Podemos imaginar "mil histórias" para toda aquela gente, e ela imaginou algumas: a história da banda decadente, por exemplo, que criou para que o grupo de turistas amontoado dentro do vídeo tivesse um espelho ao qual se pudesse olhar. Podemos imaginar "mil histórias", dizíamos, mas não podemos fixar-nos em nenhuma. "a praça" está viva, e vai em todas as direcções ao mesmo tempo. Tudo o que vemos são barulhos de fundo: pessoas de passagem, conversas apanhadas a meio, noutras línguas, mundos paralelos. "As personagens falam, mas não dizem nada. São só vozes. Um dos livros de que chegámos a falar foi 'As Vozes de Marraquexe', do Elias Canetti", nota Né Barros.

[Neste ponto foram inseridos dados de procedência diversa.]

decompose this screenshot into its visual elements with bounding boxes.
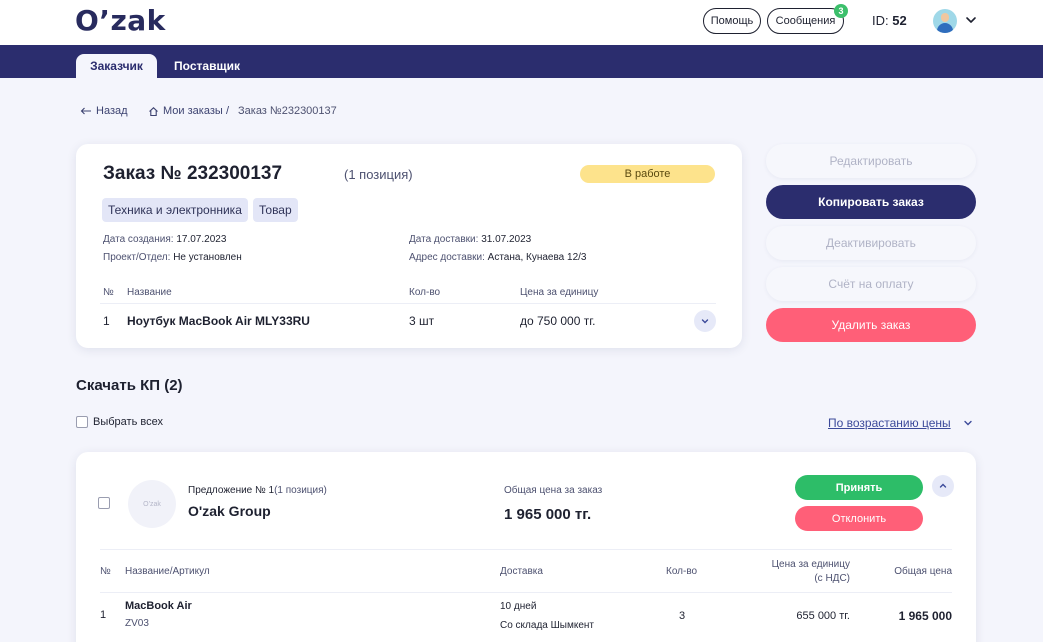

Há uma parte nesse livro, mesmo antes de acabar, em que Canetti conta como "ao anoitecer" se punha a caminho da Djemaa El-Fna à procura de "uma pequena trouxa castanha" que emitia "um 'a-a-a-a-a-a-a' profundo, contínuo", perceptível "entre as mil vozes e gritos da praça": "Nunca a via apanhar as moedas que lhe atiravam. Poucas, porque nunca lá estavam mais de duas ou três. Talvez não tivesse braços para apanhar as moedas. Talvez não tivesse língua para dizer todos os sons de 'Alá', reduzindo o nome de Deus a 'a-a-a-a-a-a-a'! Mas vivia, e com total entrega e perseverança dizia o único som que podia dizer, e dizia-o durante horas e horas, até se tornar o único de todo aquele imenso lugar, o som que, afinal, sobrevivia a todos os outros".

A-a-a-a-a-a-a. Se escutarmos com atenção, também o ouvimos aqui.